The lines in question are not only a problem for the English-speaking translator, they are confusing in the original French. The enjambement that Marot makes in these lines is an anomaly in this poem, and one that feels awkward given the tightness of the other lines. However, Marot might have intended this moment to grab the reader's attention, for the lines in question also contain a haunting speculative clause for a girl in poor health: "If you last, ..."

The pessimistic translator may be discouraged to know that this poem exists in possibly a hundred translations, none of them, of course, actually equaling the original. But I choose to think it a wondrous thing that any one poem so simple and short can, by the process of translation, undergo a sort of self-multiplication, producing a wide range of related poems in several languages – one begins to think of the poem as engenderer of its own small world, a deity, if you will, of its kind.

Here are several of Hofstader's translations and "translations," beginning with the initial crib. (As an aside -- I encourage anyone to call their significant other "My sweet cute one feminine" and giggle at the resulting facial expression.)

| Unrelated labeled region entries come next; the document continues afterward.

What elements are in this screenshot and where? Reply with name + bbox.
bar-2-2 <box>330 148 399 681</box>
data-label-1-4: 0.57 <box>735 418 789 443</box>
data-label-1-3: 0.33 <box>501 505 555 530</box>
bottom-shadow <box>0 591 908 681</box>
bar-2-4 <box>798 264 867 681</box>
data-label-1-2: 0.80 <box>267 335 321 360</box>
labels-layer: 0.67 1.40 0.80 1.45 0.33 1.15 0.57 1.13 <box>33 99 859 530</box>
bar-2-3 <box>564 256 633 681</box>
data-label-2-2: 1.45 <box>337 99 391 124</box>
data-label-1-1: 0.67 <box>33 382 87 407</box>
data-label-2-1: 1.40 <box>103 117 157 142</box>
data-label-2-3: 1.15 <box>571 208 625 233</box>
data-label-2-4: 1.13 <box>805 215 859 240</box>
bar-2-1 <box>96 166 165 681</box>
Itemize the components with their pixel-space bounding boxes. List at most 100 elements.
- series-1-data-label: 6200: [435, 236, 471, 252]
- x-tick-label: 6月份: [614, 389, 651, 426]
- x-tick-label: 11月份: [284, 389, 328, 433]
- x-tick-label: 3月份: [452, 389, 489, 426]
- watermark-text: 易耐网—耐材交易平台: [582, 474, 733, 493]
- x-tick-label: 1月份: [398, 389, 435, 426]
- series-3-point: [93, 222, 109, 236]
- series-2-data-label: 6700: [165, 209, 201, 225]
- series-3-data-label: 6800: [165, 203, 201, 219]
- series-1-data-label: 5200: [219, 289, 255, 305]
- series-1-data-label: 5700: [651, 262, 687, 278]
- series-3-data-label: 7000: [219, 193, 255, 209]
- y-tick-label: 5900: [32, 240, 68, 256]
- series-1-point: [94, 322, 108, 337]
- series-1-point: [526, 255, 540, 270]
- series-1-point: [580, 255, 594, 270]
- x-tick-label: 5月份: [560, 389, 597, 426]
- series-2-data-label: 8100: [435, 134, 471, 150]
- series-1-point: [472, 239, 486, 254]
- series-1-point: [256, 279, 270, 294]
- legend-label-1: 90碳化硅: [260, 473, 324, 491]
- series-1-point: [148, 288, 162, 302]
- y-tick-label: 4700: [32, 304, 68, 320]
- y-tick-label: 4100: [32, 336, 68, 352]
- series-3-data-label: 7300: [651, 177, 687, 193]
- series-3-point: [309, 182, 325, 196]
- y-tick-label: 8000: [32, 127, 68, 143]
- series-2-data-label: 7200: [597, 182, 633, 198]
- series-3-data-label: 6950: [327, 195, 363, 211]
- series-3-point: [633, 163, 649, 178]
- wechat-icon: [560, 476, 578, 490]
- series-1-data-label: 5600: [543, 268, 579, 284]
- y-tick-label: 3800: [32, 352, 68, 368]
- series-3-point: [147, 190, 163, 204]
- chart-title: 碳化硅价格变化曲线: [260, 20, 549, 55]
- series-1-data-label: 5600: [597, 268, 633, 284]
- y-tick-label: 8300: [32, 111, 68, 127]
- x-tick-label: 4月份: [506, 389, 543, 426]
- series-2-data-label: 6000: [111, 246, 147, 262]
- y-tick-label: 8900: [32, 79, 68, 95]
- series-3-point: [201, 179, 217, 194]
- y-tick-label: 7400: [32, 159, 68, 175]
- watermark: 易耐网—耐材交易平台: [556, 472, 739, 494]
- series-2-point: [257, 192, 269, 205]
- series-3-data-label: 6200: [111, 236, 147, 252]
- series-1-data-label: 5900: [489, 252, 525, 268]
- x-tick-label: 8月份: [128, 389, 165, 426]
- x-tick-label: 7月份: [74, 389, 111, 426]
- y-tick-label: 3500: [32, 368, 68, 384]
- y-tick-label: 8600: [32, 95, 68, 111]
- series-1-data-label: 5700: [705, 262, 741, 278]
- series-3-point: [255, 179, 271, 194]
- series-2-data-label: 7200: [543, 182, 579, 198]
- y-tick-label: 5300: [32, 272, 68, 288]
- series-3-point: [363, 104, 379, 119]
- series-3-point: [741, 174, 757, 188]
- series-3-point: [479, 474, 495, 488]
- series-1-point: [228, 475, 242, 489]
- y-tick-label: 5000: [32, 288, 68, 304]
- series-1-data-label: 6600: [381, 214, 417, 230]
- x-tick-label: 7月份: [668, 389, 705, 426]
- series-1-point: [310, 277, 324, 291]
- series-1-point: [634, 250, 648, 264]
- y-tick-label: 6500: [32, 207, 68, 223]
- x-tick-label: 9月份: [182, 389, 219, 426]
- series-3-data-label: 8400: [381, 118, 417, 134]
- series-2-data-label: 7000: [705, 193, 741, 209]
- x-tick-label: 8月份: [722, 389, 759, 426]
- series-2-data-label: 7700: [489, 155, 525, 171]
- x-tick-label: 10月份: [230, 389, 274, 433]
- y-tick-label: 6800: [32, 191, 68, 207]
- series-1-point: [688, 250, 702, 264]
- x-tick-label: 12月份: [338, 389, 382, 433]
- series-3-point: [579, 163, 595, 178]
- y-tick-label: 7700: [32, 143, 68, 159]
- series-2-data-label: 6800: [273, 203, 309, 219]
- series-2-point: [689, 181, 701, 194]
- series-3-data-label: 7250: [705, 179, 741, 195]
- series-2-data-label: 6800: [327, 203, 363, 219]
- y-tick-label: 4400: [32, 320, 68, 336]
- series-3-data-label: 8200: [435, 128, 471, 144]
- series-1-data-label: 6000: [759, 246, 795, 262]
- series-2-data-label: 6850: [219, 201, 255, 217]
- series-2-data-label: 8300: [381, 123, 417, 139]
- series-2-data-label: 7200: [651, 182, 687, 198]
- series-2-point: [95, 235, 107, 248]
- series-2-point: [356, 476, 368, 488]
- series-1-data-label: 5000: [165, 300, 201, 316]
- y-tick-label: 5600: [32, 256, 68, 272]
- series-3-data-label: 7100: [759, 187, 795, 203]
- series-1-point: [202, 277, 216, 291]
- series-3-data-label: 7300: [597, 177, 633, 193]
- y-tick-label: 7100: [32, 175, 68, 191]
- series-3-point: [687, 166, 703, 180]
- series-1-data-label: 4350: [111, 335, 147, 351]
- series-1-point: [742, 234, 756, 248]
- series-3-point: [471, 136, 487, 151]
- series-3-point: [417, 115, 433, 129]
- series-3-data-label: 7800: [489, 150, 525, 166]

1. My Sweet/Cute [One] (Feminine)

My sweet/cute [one] (feminine)
I [to] you (respectfully) give/bid/convey
The good day (i.e. a hello, i.e. greetings).
The stay/soujourn/visit (i.e. quarantine)
[It] is prison.
Cure/recovery/healing (i.e. [good] health)
Recover (respectful imperative)
[And] then open (respectful imperative)
Your (respectful) door,
And [that one (i.e. you (respectful)) should] go out
Fast[ly]/quick[ly]/rapid[ly],
For/because Clement
It (i.e. thusly) [to] you (respectful) commands/orders.
Go (familiar imperative), fond-one/enjoyer/partaker
Of your (familiar) mouth,
Who/which herself/ himself/itself beds (i.e. lies down)
In danger;
For/in-order-to eat
Jams/jellies/confectionery.
If you (familiar) last (i.e. stay/remain)
Too sick/ill,
[A] color pale/faded/dull
You (familiar) will take [on],
And [you (familiar)] will waste/lose
The plumpness/stoutness/portliness (i.e. well-fed look).
[May] God [to] you (familiar) give/grant
Health good,
My sweet/cute [one] (feminine).

2. To a Sick Damsel


My sweet,
I bid you
A good day;
The stay
Is prison.
Health
Recover,
Then open
Your door,
And go out
Quickly,
For Clément
Tells you to.
Go, indulger
Of thy mouth,
lying abed
In danger,
Off to eat
Fruit preserves;
If thou stay'st
Too sick
Pale shade
Thou wilt acquire,
And wilt lose
Thy plump form.
God grant thee
Good health,
My sweet.

3. My Sweet Maid

My sweet maid,
You I wish
A good day;
Your sickbed
Is a jail.
Total health
Please regain,
Then unlatch
Your room's door,
And go out
With full speed,
For Clement
Does insist.
Go, gourmand,
Thou whose mouth
Lies abed
Under threat,
Off to eat
Fruit preserves;
If thou stay'st
Sick too long
A pale shade
Wilt acquire,
And wilt lose
Thy round shape.
May God grant
Thee good health,
My sweet maid.

4. My small princess

My small princess, I send you a warm hello. Your stay in bed has been like a term in prison. Uncle Clement urges you to recuperate, and to get out of there soon. You've always loved sweets, so don't let being bed-ridden stop you from indulging – have some jam! And don't stay sick too long, because you'll get ghostly pale and start looking like skin and bones. God will surely bring you back to good health, my small princess.

5. Touchstones
("a pattern of words telegraphic... a chain of keys to its message will reveal what mustn't be skipped')

Vous: Cuteness; hail. Quarentine; cure. Egress; speed. Clément; insistence.
Tu: Epicurism; threat. Appetite; jams. Pallor; gauntness. Prayer; cuteness.